Вы понимаете, продолжал монсеньер Форнаро, что нам незачем делать рекламу вредным книгам, налагая запрет на каждую в отдельности. Их великое множество в каждой стране, и у нас не хватило бы ни бумаги, ни чернил, чтобы все осудить. Время от времени мы выносим приговор одному какому-нибудь сочинению, если оно, скажем, принадлежит известному автору, либо наделало много шума, либо опасно дерзкими нападками на религию. Этого достаточно, ибо напоминает всем, что мы существуем, что мы на страже, что мы не отступимся от своих нрав и обязанностей.
Но моя книга? Моя книга? воскликнул Пьер. Почему осуждена именно моя книга?
Я же объяснил вам, насколько это возможно, дорогой господин Фроман. Вы священник, ваша книга имеет успех, вы напечатали первое издание по дешевой цене, и она бойко распродается. Я уж не говорю о замечательных литературных достоинствах вашей книги: я прочел ее с увлечением, она проникнута подлинной поэзией, с чем я вас. искренне поздравляю Как же вы хотите, чтобы при таких условиях мы закрывали глаза на вред этого сочинения, ведь вы призываете к ниспровержению нашей святой веры и к разрушению римской церкви!
Пьер остолбенел от изумления.
К разрушению римской церкви? Великий боже! Но я же хочу, чтобы она обновилась, утвердилась навеки, вновь стала владычицей мира!
В порыве пламенного энтузиазма, Пьер опять начал защищаться, горячо доказывать свою правоту: он верит, что католичество вернется к ранней христианской общине, почерпнет новую жизнь в заповедях Иисуса Христа; папа, отказавшись от светской власти, станет духовным властителем всего человечества, силою милосердия и любви он спасет мир от угрожающего ему страшного социального кризиса и приведет его к истинному царствию божию, к вселенскому братству христианских народов, слившихся в единый народ.
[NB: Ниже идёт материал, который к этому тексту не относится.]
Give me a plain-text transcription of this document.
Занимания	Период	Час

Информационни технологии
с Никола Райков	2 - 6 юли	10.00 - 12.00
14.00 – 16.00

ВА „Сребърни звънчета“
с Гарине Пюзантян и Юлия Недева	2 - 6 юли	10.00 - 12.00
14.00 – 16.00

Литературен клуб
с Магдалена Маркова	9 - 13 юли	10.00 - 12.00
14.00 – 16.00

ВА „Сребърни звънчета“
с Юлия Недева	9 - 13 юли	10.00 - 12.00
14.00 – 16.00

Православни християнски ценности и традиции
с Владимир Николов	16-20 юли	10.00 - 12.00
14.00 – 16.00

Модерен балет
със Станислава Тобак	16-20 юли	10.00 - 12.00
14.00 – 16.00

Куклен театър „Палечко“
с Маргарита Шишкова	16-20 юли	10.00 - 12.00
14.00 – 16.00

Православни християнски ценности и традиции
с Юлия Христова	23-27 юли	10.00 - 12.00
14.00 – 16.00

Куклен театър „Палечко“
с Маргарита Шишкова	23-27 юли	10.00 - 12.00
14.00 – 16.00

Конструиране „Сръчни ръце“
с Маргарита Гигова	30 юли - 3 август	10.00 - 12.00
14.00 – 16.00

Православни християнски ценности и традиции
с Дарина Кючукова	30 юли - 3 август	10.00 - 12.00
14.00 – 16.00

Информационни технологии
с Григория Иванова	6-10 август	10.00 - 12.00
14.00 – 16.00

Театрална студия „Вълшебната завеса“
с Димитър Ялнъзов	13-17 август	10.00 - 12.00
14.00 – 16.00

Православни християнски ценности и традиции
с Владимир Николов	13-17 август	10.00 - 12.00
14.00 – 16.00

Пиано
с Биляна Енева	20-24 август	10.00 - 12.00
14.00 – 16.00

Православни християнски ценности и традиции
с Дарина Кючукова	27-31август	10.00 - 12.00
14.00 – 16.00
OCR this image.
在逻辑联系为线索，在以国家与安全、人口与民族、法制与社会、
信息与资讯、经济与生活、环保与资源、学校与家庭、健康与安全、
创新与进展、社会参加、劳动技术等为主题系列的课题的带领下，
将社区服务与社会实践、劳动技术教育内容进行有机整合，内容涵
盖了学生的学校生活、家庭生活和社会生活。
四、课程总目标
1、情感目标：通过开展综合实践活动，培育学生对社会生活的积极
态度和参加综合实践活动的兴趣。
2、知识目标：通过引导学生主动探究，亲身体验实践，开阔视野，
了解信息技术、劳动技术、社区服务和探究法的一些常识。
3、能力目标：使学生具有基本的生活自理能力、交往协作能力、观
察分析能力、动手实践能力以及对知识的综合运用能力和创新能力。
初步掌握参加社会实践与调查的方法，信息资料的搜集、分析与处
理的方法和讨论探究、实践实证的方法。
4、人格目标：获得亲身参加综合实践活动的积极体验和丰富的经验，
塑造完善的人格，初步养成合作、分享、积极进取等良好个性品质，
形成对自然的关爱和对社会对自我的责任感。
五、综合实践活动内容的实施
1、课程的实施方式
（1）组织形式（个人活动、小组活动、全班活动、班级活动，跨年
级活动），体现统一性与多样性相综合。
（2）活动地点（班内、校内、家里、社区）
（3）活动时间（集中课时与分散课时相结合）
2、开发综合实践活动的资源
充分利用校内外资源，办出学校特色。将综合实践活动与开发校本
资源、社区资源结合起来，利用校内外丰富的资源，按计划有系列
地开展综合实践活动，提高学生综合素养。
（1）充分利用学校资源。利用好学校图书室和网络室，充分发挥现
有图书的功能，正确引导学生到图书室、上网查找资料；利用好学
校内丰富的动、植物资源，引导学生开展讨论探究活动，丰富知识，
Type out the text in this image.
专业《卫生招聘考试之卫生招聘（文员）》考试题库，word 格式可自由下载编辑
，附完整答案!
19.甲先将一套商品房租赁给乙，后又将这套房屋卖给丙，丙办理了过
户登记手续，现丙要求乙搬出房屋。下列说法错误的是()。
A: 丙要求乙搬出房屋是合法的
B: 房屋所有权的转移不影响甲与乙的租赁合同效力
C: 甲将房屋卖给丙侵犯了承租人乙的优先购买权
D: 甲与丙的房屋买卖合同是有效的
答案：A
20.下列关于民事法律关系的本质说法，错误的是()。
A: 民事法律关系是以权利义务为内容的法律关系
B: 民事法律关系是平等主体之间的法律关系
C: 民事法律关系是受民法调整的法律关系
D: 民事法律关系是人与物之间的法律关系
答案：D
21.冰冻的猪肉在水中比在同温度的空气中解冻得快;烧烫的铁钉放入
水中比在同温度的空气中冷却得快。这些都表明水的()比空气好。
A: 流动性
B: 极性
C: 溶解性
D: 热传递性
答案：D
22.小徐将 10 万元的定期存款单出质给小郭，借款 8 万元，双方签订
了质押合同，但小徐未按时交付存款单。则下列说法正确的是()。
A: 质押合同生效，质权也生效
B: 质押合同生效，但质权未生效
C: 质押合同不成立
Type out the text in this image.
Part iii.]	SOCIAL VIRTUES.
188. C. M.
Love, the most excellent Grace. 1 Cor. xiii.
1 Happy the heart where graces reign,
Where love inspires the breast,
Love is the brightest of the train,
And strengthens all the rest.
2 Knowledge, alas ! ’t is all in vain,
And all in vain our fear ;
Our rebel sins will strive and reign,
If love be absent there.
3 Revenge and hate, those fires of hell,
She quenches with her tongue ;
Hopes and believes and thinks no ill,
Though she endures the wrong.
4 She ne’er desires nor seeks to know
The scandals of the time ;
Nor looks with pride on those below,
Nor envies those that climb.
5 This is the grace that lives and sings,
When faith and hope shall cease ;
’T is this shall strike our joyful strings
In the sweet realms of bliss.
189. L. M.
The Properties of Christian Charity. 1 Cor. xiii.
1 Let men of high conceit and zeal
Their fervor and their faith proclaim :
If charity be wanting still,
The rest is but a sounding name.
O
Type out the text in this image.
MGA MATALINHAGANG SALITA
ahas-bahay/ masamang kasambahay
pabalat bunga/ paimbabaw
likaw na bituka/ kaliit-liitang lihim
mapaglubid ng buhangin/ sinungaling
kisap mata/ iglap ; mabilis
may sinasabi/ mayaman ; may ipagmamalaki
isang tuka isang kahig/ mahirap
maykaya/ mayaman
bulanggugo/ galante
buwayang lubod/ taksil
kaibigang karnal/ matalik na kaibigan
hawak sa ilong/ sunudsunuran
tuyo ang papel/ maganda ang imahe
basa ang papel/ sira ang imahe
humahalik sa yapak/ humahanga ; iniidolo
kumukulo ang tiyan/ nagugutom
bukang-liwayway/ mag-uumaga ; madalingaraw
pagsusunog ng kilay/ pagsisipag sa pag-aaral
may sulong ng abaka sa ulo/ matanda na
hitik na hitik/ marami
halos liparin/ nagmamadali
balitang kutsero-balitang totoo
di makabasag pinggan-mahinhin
Неужели святой отец может отвергнуть мою книгу? Разве я не выражаю его собственные сокровенные мысли, которые уже многие начинают угадывать? Единственная вина моя, пожалуй, в том, что я высказываю их слишком рано, слишком открыто. Если мне будет дозволено увидеть его святейшество, то я убежден он тотчас же велит прекратить преследование моей книги.
Монсеньер Форнаро только молча покачивал головой, нисколько не возмущаясь горячностью молодого священника. Напротив, он улыбался все приветливее, как будто забавляясь такой наивностью, такими пылкими фантазиями. Наконец он ответил с веселой усмешкой:
Ну что ж, попробуйте, не стану вас отговаривать, мне запрещено высказываться Но только светская власть, светская власть!..
А что светская власть? спросил Пьер.
Прелат снова замолчал. Возведя очи горе, он плавным движением потирал свои белые холеные руки. Затем прибавил:
И потом, еще эта пресловутая новая религия У вас дважды повторяется это выражение: новая религия, новая религия Боже милостивый!
Он закатил глаза и всплеснул руками, так что Пьер воскликнул в нетерпении:
Не знаю, каков будет ваш доклад, монсеньер, но уверяю вас, я никогда не думал оспаривать догматы религии. Помилуйте, вся моя книга доказывает, что я призываю лишь к милосердию и спасению Чтобы судить по справедливости, надо же понять мои благие намерения!